A morte em perspectiva transcendente

O tema referente à morte em perspectiva transcendente implica em fazer uma distinção entre a cultura Oriental (budista) e a Ocidental (materialista), pois os budistas encaram a morte como um momento de libertação das amarras do corpo, enquanto os ocidentais a enxergam simplesmente como uma perda irreversível da vida. Para os primeiros a morte é a entrada de nossa alma nos arcanos do nada que é tudo, enquanto o Ocidente materialista, não cristão, a vê como um fato recorrente advindo de uma Natureza indiferente.

Dessa forma, é importante assinalar que a transcendência do fenômeno da morte está intimamente relacionada com a presença em nós de um Espírito Paráclito que, depois que se manifesta, se contrapõe a todas nossas limitações corporais, sendo abstrato e eterno em todas suas características, se situando acima do tempo e do espaço, fazendo de nós pessoas individuais e autoconscientes e possuidores de uma eternidade latente. SÃO PAULO chega mesmo a diferenciar entre nosso corpo físico e nosso corpo espiritual, um terrestre, o outro celestial (1ª Cor 40), ambos como primícias de nossas condições transformadoras. Assim o Ocidente fica imune de mergulhar no nihilismo radical e agnóstico de sua cultura, ao encontrar uma válvula de escape que supera sua descrença, o que seria natural diante do agnosticismo imperante.

Portanto, no Ocidente, a morte só é vista de uma forma transformadora através do Cristianismo, que tem, na ressurreição de CRISTO, o pressuposto primordial de que todos nós ressuscitaremos no último dia.
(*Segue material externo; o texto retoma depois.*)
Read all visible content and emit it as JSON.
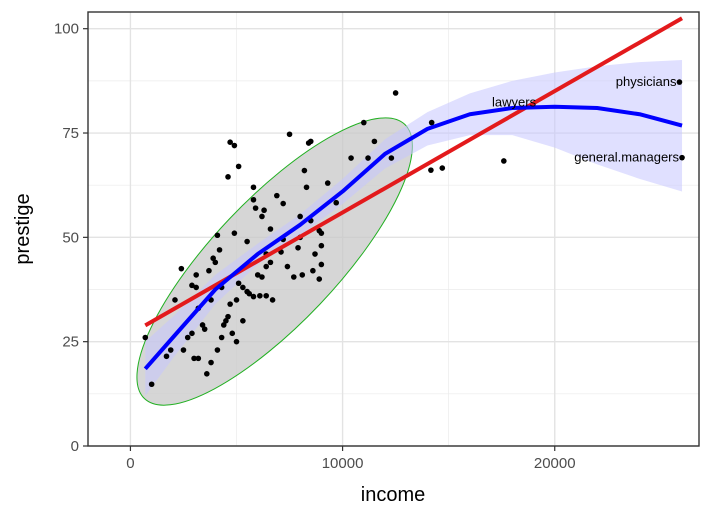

A revelação é muito clara a respeito de que nossa morte é apenas uma passagem, o alcance de um estado de alegria concretizada como num banquete de recepção. Basta por isso termos a fé que nos vem mostrada pelo Evangelho, em analogia à parábola do retorno do filho pródigo (Lc. cap 15).

Por outro lado, na filosofia, seguindo as pegadas de BUDA, a essência da felicidade é a renúncia a tudo que nos possa provocar desejos e, assim, exigir sacrifícios, sendo a morte nossa libertação suprema. Em consonância, segundo SÓCRATES, a morte é benfazeja por permitir a libertação da alma de suas prisões corporais e assim permitir que nossa alma volte à plenitude de suas potencialidades e seu discípulo PLATÃO considerava nosso nascimento como uma perda, pelo decaimento de nossas ideias na matéria, considerando assim, em contrapartida, que a morte era uma forma de libertação, dentro da realidade de um mundo impuro e forrado de contrassensos. Já ARISTÓTELES vai considerar a morte como um fato natural oriundo do debacle de nossas condições biológicas.
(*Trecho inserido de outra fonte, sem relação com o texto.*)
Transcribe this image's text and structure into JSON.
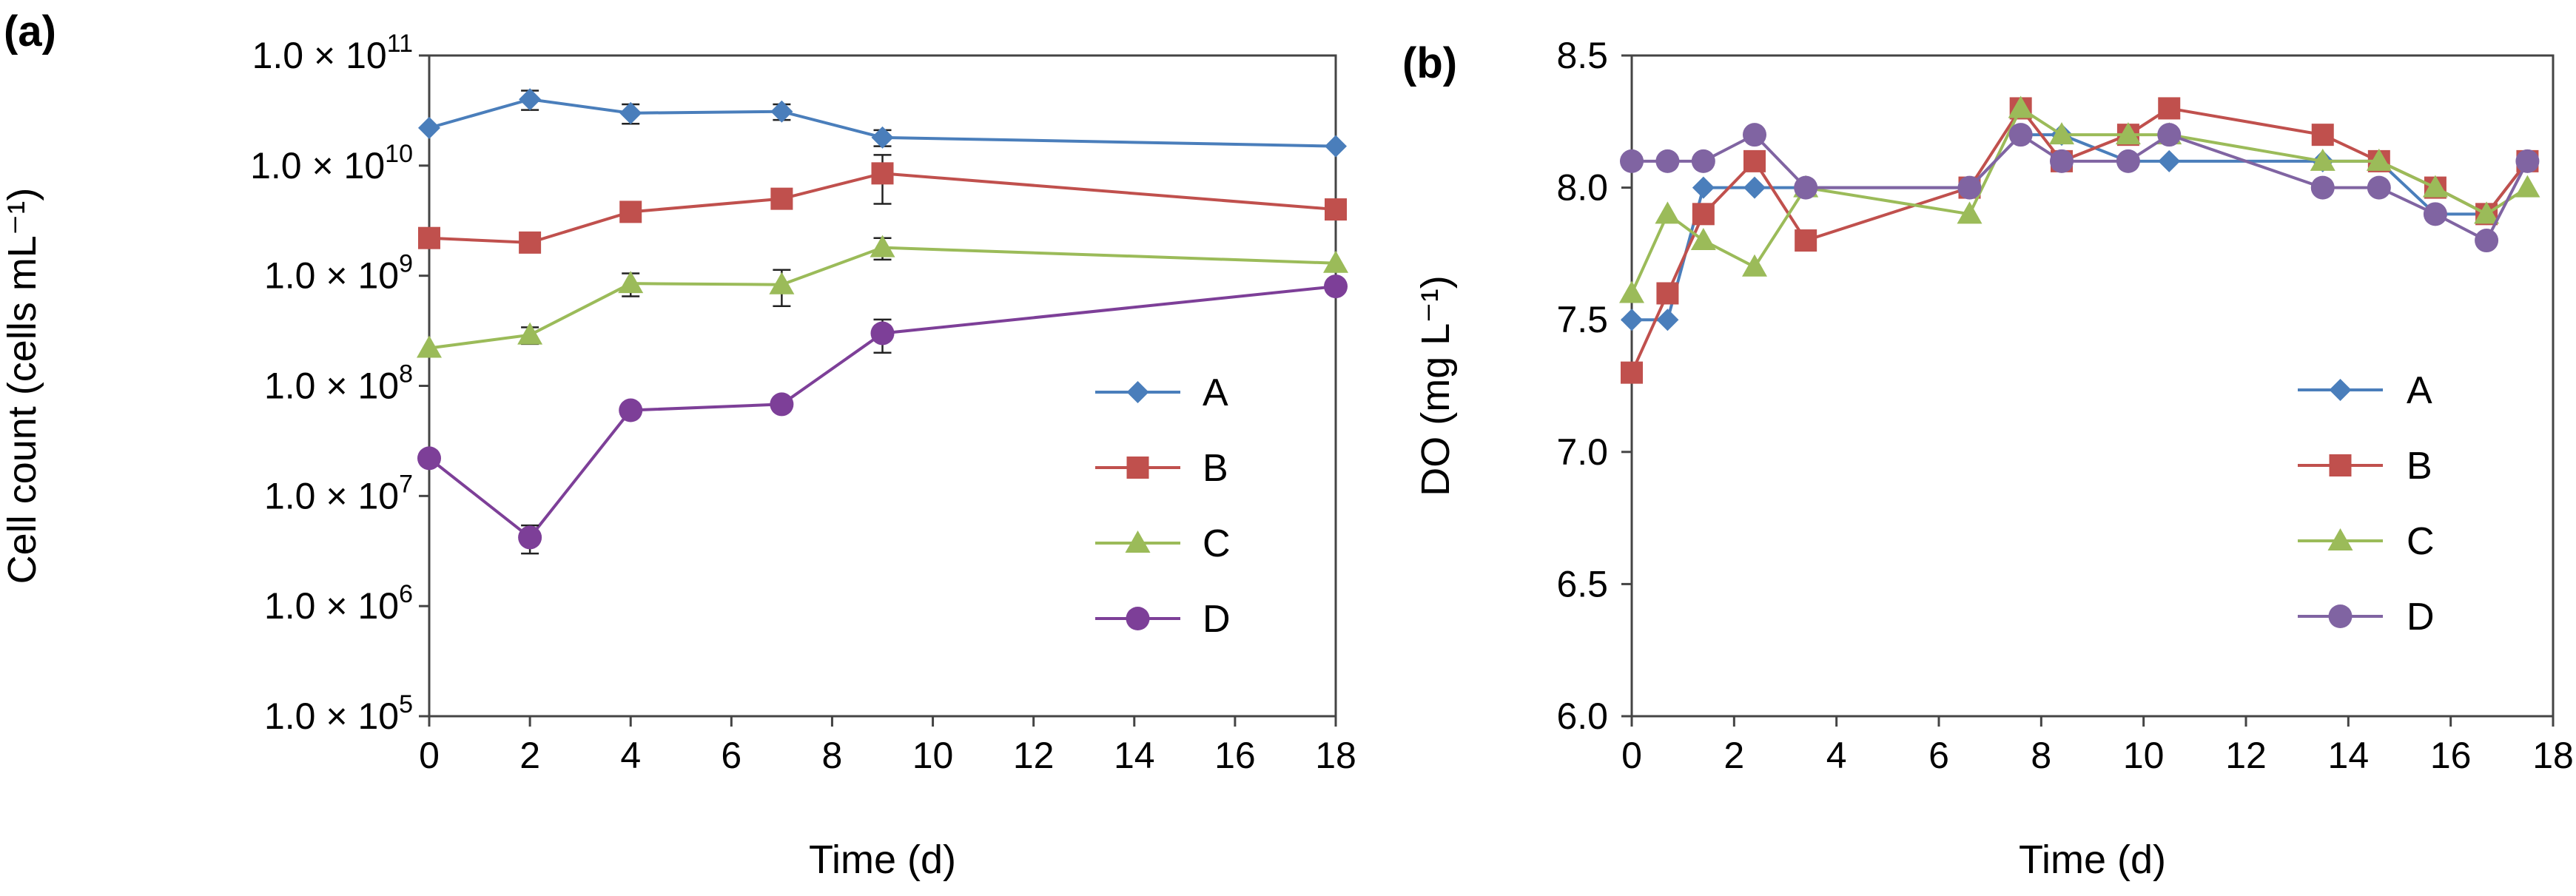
{
  "chart_data": [
    {
      "panel": "(a)",
      "type": "line",
      "xlabel": "Time (d)",
      "ylabel": "Cell count (cells mL⁻¹)",
      "yscale": "log",
      "xlim": [
        0,
        18
      ],
      "ylim": [
        100000,
        100000000000
      ],
      "xticks": [
        0,
        2,
        4,
        6,
        8,
        10,
        12,
        14,
        16,
        18
      ],
      "yticks": [
        {
          "value": 100000,
          "mantissa": "1.0 × 10",
          "exponent": "5"
        },
        {
          "value": 1000000,
          "mantissa": "1.0 × 10",
          "exponent": "6"
        },
        {
          "value": 10000000,
          "mantissa": "1.0 × 10",
          "exponent": "7"
        },
        {
          "value": 100000000,
          "mantissa": "1.0 × 10",
          "exponent": "8"
        },
        {
          "value": 1000000000,
          "mantissa": "1.0 × 10",
          "exponent": "9"
        },
        {
          "value": 10000000000,
          "mantissa": "1.0 × 10",
          "exponent": "10"
        },
        {
          "value": 100000000000,
          "mantissa": "1.0 × 10",
          "exponent": "11"
        }
      ],
      "legend_position": "center-right",
      "grid": false,
      "series": [
        {
          "name": "A",
          "color": "#4a7ebb",
          "marker": "diamond",
          "x": [
            0,
            2,
            4,
            7,
            9,
            18
          ],
          "y": [
            22000000000,
            40000000000,
            30000000000,
            31000000000,
            18000000000,
            15000000000
          ],
          "err": [
            0,
            8000000000,
            6000000000,
            5000000000,
            3000000000,
            0
          ]
        },
        {
          "name": "B",
          "color": "#c0504d",
          "marker": "square",
          "x": [
            0,
            2,
            4,
            7,
            9,
            18
          ],
          "y": [
            2200000000,
            2000000000,
            3800000000,
            5000000000,
            8500000000,
            4000000000
          ],
          "err": [
            0,
            0,
            0,
            0,
            4000000000,
            0
          ]
        },
        {
          "name": "C",
          "color": "#9bbb59",
          "marker": "triangle",
          "x": [
            0,
            2,
            4,
            7,
            9,
            18
          ],
          "y": [
            220000000,
            290000000,
            850000000,
            830000000,
            1800000000,
            1300000000
          ],
          "err": [
            0,
            50000000,
            200000000,
            300000000,
            400000000,
            0
          ]
        },
        {
          "name": "D",
          "color": "#7d3f98",
          "marker": "circle",
          "x": [
            0,
            2,
            4,
            7,
            9,
            18
          ],
          "y": [
            22000000,
            4200000,
            60000000,
            68000000,
            300000000,
            800000000
          ],
          "err": [
            0,
            1200000,
            0,
            0,
            100000000,
            0
          ]
        }
      ]
    },
    {
      "panel": "(b)",
      "type": "line",
      "xlabel": "Time (d)",
      "ylabel": "DO (mg L⁻¹)",
      "yscale": "linear",
      "xlim": [
        0,
        18
      ],
      "ylim": [
        6.0,
        8.5
      ],
      "xticks": [
        0,
        2,
        4,
        6,
        8,
        10,
        12,
        14,
        16,
        18
      ],
      "yticks": [
        6.0,
        6.5,
        7.0,
        7.5,
        8.0,
        8.5
      ],
      "legend_position": "bottom-right",
      "grid": false,
      "series": [
        {
          "name": "A",
          "color": "#4a7ebb",
          "marker": "diamond",
          "x": [
            0,
            0.7,
            1.4,
            2.4,
            3.4,
            6.6,
            7.6,
            8.4,
            9.7,
            10.5,
            13.5,
            14.6,
            15.7,
            16.7,
            17.5
          ],
          "y": [
            7.5,
            7.5,
            8.0,
            8.0,
            8.0,
            8.0,
            8.2,
            8.2,
            8.1,
            8.1,
            8.1,
            8.1,
            7.9,
            7.9,
            8.1
          ]
        },
        {
          "name": "B",
          "color": "#c0504d",
          "marker": "square",
          "x": [
            0,
            0.7,
            1.4,
            2.4,
            3.4,
            6.6,
            7.6,
            8.4,
            9.7,
            10.5,
            13.5,
            14.6,
            15.7,
            16.7,
            17.5
          ],
          "y": [
            7.3,
            7.6,
            7.9,
            8.1,
            7.8,
            8.0,
            8.3,
            8.1,
            8.2,
            8.3,
            8.2,
            8.1,
            8.0,
            7.9,
            8.1
          ]
        },
        {
          "name": "C",
          "color": "#9bbb59",
          "marker": "triangle",
          "x": [
            0,
            0.7,
            1.4,
            2.4,
            3.4,
            6.6,
            7.6,
            8.4,
            9.7,
            10.5,
            13.5,
            14.6,
            15.7,
            16.7,
            17.5
          ],
          "y": [
            7.6,
            7.9,
            7.8,
            7.7,
            8.0,
            7.9,
            8.3,
            8.2,
            8.2,
            8.2,
            8.1,
            8.1,
            8.0,
            7.9,
            8.0
          ]
        },
        {
          "name": "D",
          "color": "#8064a2",
          "marker": "circle",
          "x": [
            0,
            0.7,
            1.4,
            2.4,
            3.4,
            6.6,
            7.6,
            8.4,
            9.7,
            10.5,
            13.5,
            14.6,
            15.7,
            16.7,
            17.5
          ],
          "y": [
            8.1,
            8.1,
            8.1,
            8.2,
            8.0,
            8.0,
            8.2,
            8.1,
            8.1,
            8.2,
            8.0,
            8.0,
            7.9,
            7.8,
            8.1
          ]
        }
      ]
    }
  ]
}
Não obstante, pelo lado da mística, a superação da tragédia da morte procurará meios de não considerá-la tão nefasta, como nos sugere a oração:

Senhor!
Acolher a morte como bonança
É sermos ávidos na bem-aventurança
De alcançar pela fé nossa confiança
De que não se frustrará nossa esperança

Em acréscimo, o fato de termos de morrer para alcançar a bonança da vida eterna foi reafirmada por SÃO FRANCISCO em sua oração: ‘morrendo é que se vive para a vida eterna”. Dessa forma, a oração poética supera a filosofia, esta que se encontra muito próxima da aridez racional, não podendo atingir, por isso, a riqueza simbólica das simetrias que compõem a profundidade do real. O propósito do poeta é aqui assinalar ser necessário olhar o fenômeno da morte de uma forma inovadora, não à maneira negativa dos orientais, mas como entrada em dimensão transcendente.